The Gorky Central Park of Culture and Recreation has been popular since the Soviet times, when it was the city's main park. It was created in 1928 after the decision was made to convert the picturesque section of the Moskva River embankment into a permanent recreation area for Muscovites. Attractions and fountains were placed in the new park of culture and recreation, and its convenient location made it exceedingly popular.
The large-scale reconstruction of the Gorky Park, completed in 2012, marked the beginning of the Park Revolution in Moscow: parks were no longer perceived solely as green areas with unsuitable infrastructure. They were filled with activity and entertainment opportunities that the modern city residents could enjoy. The very concepts of these spaces have become more interesting and functional. Modern Gorky Park remains the most visited park in Moscow, but it bears little resemblance to its former Soviet self — today, it is a world-class space densely packed with contents. In addition to its many strolling areas, high-quality sports facilities, cafes, and restaurants, there some are temporary exhibitions available here. The park now attracts people of all ages.

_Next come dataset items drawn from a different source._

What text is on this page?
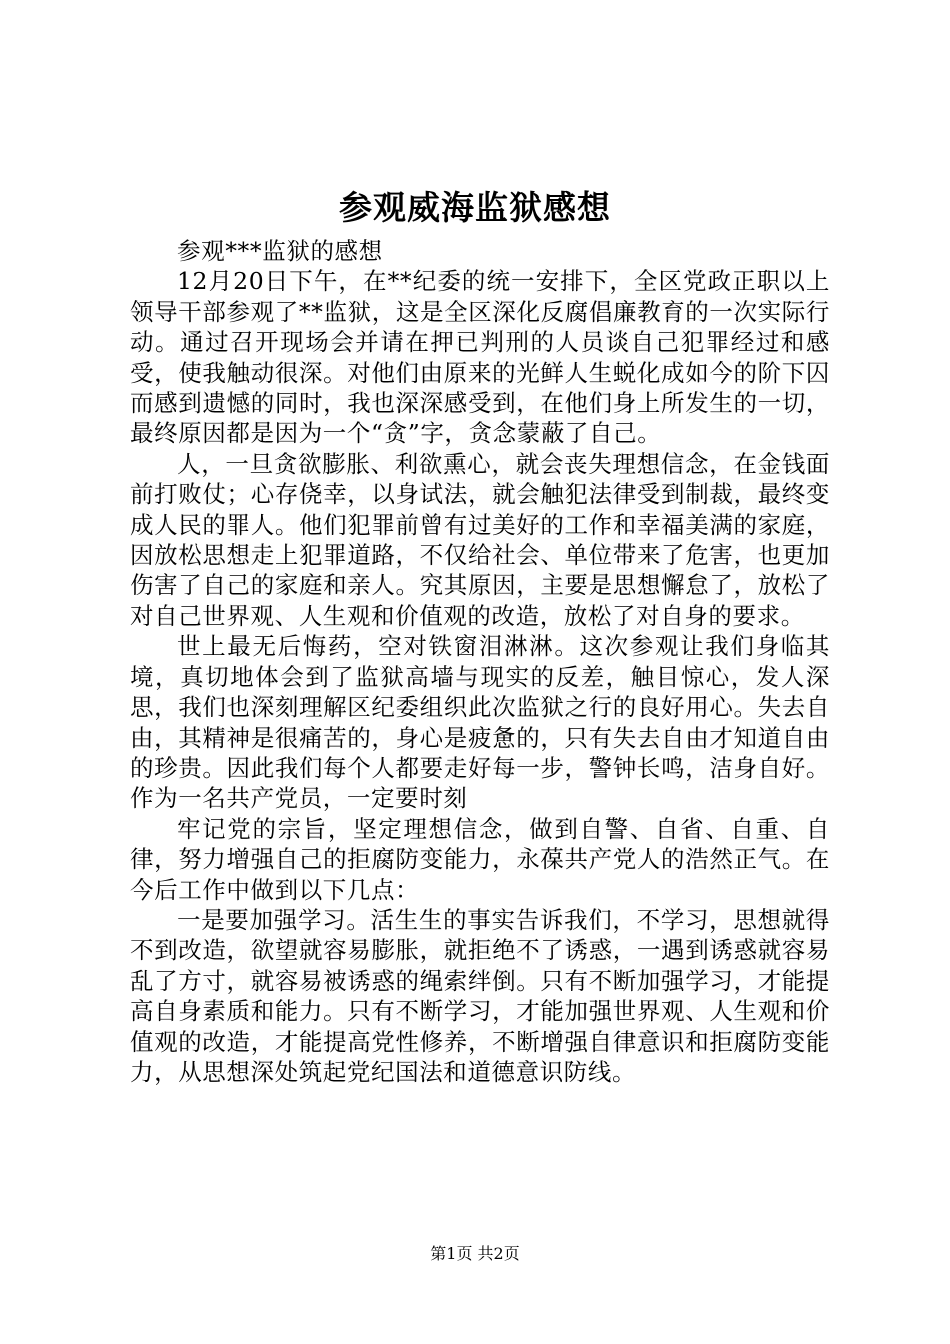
参观威海监狱感想

参观***监狱的感想

12月20日下午，在**纪委的统一安排下，全区党政正职以上领导干部参观了**监狱，这是全区深化反腐倡廉教育的一次实际行动。通过召开现场会并请在押已判刑的人员谈自己犯罪经过和感受，使我触动很深。对他们由原来的光鲜人生蜕化成如今的阶下囚而感到遗憾的同时，我也深深感受到，在他们身上所发生的一切，最终原因都是因为一个“贪”字，贪念蒙蔽了自己。

人，一旦贪欲膨胀、利欲熏心，就会丧失理想信念，在金钱面前打败仗；心存侥幸，以身试法，就会触犯法律受到制裁，最终变成人民的罪人。他们犯罪前曾有过美好的工作和幸福美满的家庭，因放松思想走上犯罪道路，不仅给社会、单位带来了危害，也更加伤害了自己的家庭和亲人。究其原因，主要是思想懈怠了，放松了对自己世界观、人生观和价值观的改造，放松了对自身的要求。

世上最无后悔药，空对铁窗泪淋淋。这次参观让我们身临其境，真切地体会到了监狱高墙与现实的反差，触目惊心，发人深思，我们也深刻理解区纪委组织此次监狱之行的良好用心。失去自由，其精神是很痛苦的，身心是疲惫的，只有失去自由才知道自由的珍贵。因此我们每个人都要走好每一步，警钟长鸣，洁身自好。作为一名共产党员，一定要时刻

牢记党的宗旨，坚定理想信念，做到自警、自省、自重、自律，努力增强自己的拒腐防变能力，永葆共产党人的浩然正气。在今后工作中做到以下几点：

一是要加强学习。活生生的事实告诉我们，不学习，思想就得不到改造，欲望就容易膨胀，就拒绝不了诱惑，一遇到诱惑就容易乱了方寸，就容易被诱惑的绳索绊倒。只有不断加强学习，才能提高自身素质和能力。只有不断学习，才能加强世界观、人生观和价值观的改造，才能提高党性修养，不断增强自律意识和拒腐防变能力，从思想深处筑起党纪国法和道德意识防线。

第1页 共2页
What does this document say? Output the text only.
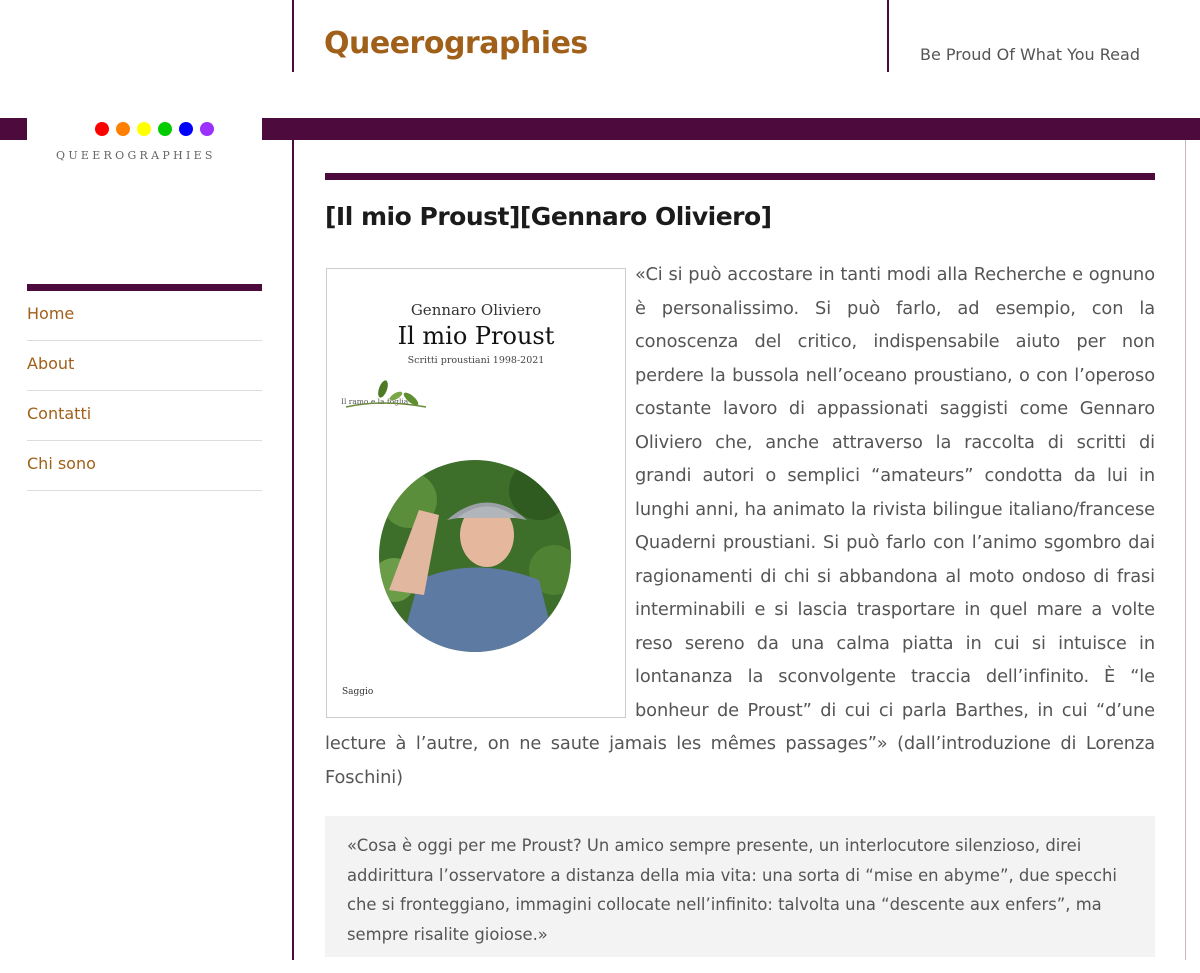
Queerographies	Be Proud Of What You Read
QUEEROGRAPHIES
Home
About
Contatti
Chi sono
[Il mio Proust][Gennaro Oliviero]
Gennaro Oliviero
Il mio Proust
Scritti proustiani 1998-2021
Il ramo e la foglia
Saggio

«Ci si può accostare in tanti modi alla Recherche e ognuno è personalissimo. Si può farlo, ad esempio, con la conoscenza del critico, indispensabile aiuto per non perdere la bussola nell’oceano proustiano, o con l’operoso costante lavoro di appassionati saggisti come Gennaro Oliviero che, anche attraverso la raccolta di scritti di grandi autori o semplici “amateurs” condotta da lui in lunghi anni, ha animato la rivista bilingue italiano/francese Quaderni proustiani. Si può farlo con l’animo sgombro dai ragionamenti di chi si abbandona al moto ondoso di frasi interminabili e si lascia trasportare in quel mare a volte reso sereno da una calma piatta in cui si intuisce in lontananza la sconvolgente traccia dell’infinito. È “le bonheur de Proust” di cui ci parla Barthes, in cui “d’une lecture à l’autre, on ne saute jamais les mêmes passages”» (dall’introduzione di Lorenza Foschini)

«Cosa è oggi per me Proust? Un amico sempre presente, un interlocutore silenzioso, direi addirittura l’osservatore a distanza della mia vita: una sorta di “mise en abyme”, due specchi che si fronteggiano, immagini collocate nell’infinito: talvolta una “descente aux enfers”, ma sempre risalite gioiose.»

To the left of the entrance, next to the ponds and the beach area, stands the Green School, a junior naturalist learning club for children. Behind it, there is the new building of the Garage Museum of Contemporary Art: it was opened to visitors in 2015 in the former Vremena Goda ("Seasons") restaurant pavilion with its original mosaic panel. The reconstruction project was created by the renowned Dutch architect Rem Koolhaas. In the depths of the park, one can find skating grounds (it is the most popular location in Moscow for skating) and an area for extreme sports. Right next to those is the Nike Box MSK pavilion where free yoga, fitness, running, and football classes are regularly held.
A green area with fountains and a stage starts immediately behind the main entrance: in summer, it turns into a festival center, and in winter it becomes a huge ice ring.
The river embankment has been expanded — it is now dotted with cafes, eateries, benches, and picturesque gazebos. Some space was even reserved for cycling. A wide alley and bike paths lead to the Pushkin Bridge, which is outfitted with unusual glass panels. From there these paths continue on directly to Neskuchny Sad to Vorobyovy Gory. Significant events often take place on the embankment: for several years it was the center of one the biggest street culture festival, Faces & Laces. Dance events are regularly held here, weather permitting. Pleasure boats depart regularly from the nearby pier.